From Data Chaos to Data Culture
“Traditional companies must evolve to compete with AI-native startups by fostering a data-driven culture, breaking down silos and embracing rapid experimentation,” says Suri Nuthalapati, Data and AI Leader for the Americas at Cloudera. These principles are second nature to AI-first firms but often foreign to legacy organizations still stuck in fragmented systems and slow delivery models. Suri emphasizes that without aligning leadership and integrating AI into core workflows, innovation efforts risk having minimal business impact.
“Legacy firms won’t compete with AI-native startups by bolting on tools—they must rewire their DNA.”
Treat AI as the Operating System, Not a Tool
The biggest mistake legacy companies make when approaching AI is treating it like a feature instead of a foundational shift. “Legacy firms won’t compete with AI-native startups by bolting on tools—they must rewire their DNA,” says Aditya Vikram Kashyap, Vice President of Firmwide Innovation at Morgan Stanley.
In his view, AI shouldn’t be a one-off innovation initiative; it must be the core architecture driving how the business operates, makes decisions and delivers value. That means embedding AI into strategy, processes and culture—essentially treating it as the enterprise’s operating system. “Those who make that leap won’t just catch up—they’ll lead,” Kashyap adds.
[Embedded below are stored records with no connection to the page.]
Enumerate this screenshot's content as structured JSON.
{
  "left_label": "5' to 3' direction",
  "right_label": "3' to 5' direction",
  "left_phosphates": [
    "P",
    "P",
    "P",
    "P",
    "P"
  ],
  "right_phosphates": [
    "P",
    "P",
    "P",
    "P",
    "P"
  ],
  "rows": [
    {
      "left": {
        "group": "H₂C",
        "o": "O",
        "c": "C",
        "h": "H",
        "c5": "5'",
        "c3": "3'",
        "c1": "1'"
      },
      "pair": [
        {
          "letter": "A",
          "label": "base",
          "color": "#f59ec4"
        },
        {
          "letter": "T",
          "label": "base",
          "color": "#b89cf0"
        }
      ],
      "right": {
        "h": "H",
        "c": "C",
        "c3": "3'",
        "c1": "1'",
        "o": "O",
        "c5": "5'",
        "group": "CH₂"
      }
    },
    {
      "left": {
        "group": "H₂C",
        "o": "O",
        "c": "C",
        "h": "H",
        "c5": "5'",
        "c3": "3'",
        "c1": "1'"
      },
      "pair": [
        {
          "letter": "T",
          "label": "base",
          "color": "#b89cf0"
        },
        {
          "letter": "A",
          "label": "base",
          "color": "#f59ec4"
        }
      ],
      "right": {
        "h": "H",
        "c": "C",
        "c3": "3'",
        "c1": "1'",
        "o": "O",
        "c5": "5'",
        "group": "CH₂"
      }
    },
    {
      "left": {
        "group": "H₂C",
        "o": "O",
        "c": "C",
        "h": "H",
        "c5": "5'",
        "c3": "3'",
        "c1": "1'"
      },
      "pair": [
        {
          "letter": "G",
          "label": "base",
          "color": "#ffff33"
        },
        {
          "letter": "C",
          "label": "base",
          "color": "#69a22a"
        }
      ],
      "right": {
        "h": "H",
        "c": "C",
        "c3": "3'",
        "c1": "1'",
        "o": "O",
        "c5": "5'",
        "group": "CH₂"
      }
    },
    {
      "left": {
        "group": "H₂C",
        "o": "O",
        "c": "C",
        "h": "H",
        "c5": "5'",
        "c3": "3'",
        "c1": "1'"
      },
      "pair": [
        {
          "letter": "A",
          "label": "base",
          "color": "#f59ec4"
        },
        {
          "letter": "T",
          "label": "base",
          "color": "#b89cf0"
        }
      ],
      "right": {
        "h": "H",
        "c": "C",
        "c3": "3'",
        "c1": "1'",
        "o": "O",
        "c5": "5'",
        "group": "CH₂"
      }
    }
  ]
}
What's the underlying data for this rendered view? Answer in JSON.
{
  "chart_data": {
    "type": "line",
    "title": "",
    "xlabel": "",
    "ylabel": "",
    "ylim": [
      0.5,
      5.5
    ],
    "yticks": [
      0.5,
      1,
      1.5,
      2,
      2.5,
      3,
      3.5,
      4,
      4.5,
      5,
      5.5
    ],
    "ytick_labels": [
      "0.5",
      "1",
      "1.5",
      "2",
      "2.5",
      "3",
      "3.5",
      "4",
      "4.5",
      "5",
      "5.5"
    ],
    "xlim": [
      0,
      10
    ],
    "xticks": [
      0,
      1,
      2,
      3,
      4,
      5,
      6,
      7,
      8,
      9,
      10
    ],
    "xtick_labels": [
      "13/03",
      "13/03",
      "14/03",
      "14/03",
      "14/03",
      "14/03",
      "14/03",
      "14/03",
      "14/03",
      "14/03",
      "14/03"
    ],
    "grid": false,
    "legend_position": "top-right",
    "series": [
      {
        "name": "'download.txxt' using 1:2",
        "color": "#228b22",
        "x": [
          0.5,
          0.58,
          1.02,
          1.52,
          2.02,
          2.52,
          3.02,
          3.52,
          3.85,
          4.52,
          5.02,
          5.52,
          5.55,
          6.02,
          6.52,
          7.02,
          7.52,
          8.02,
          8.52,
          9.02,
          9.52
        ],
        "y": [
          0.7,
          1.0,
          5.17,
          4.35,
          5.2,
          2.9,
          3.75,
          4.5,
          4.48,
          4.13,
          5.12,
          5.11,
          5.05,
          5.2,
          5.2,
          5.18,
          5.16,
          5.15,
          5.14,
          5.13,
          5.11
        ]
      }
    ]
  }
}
Next Steps for Legacy Leaders
- Treat data as the product, not just a byproduct. Reorient architecture so data is central and everything else is modular.
- Cultivate AI‑empowered generalists. Break role rigidity; encourage cross‑domain fluency supported by AI tools.
- Flatten hierarchies and empower teams. Shift decision authority downward to accelerate response loops.
- Lead by example and support the workforce. Executives must model AI use and invest in education and safety nets.
- Spin up internal startup units. Operate small, autonomous pods that follow MVP and customer feedback cycles.
- Build a data flywheel. Design operations so every interaction refines models, benefiting the business over time.
- Enable experimentation and agility. Train teams, break silos, adopt agile frameworks and normalize failure as learning.
- Foster a unified, data-driven culture. Break down internal data silos and modernize your tech stack to support real-time analytics and AI-driven decision-making.
- Rewire your enterprise’s DNA. Don’t treat AI as an add-on; restructure leadership models, operations and strategy to embed AI into the core fabric of your business.
Outpacing Disruption Starts From Within
Legacy firms ready to compete with AI‑native challengers must undergo deep structural and cultural shifts. It’s not enough to bolt on models—transformation must begin at the core: data architecture, organization design, leadership behavior and business model thinking. As the Senior Executive AI Think Tank has illuminated, the winners will be those who treat AI not as an add‑on but as the operating system of the enterprise.
The horizon is clear: Firms that can pivot their culture, embed continuous learning and design feedback loops will do more than survive—they’ll compete, lead and define what “legacy” means in the AI age.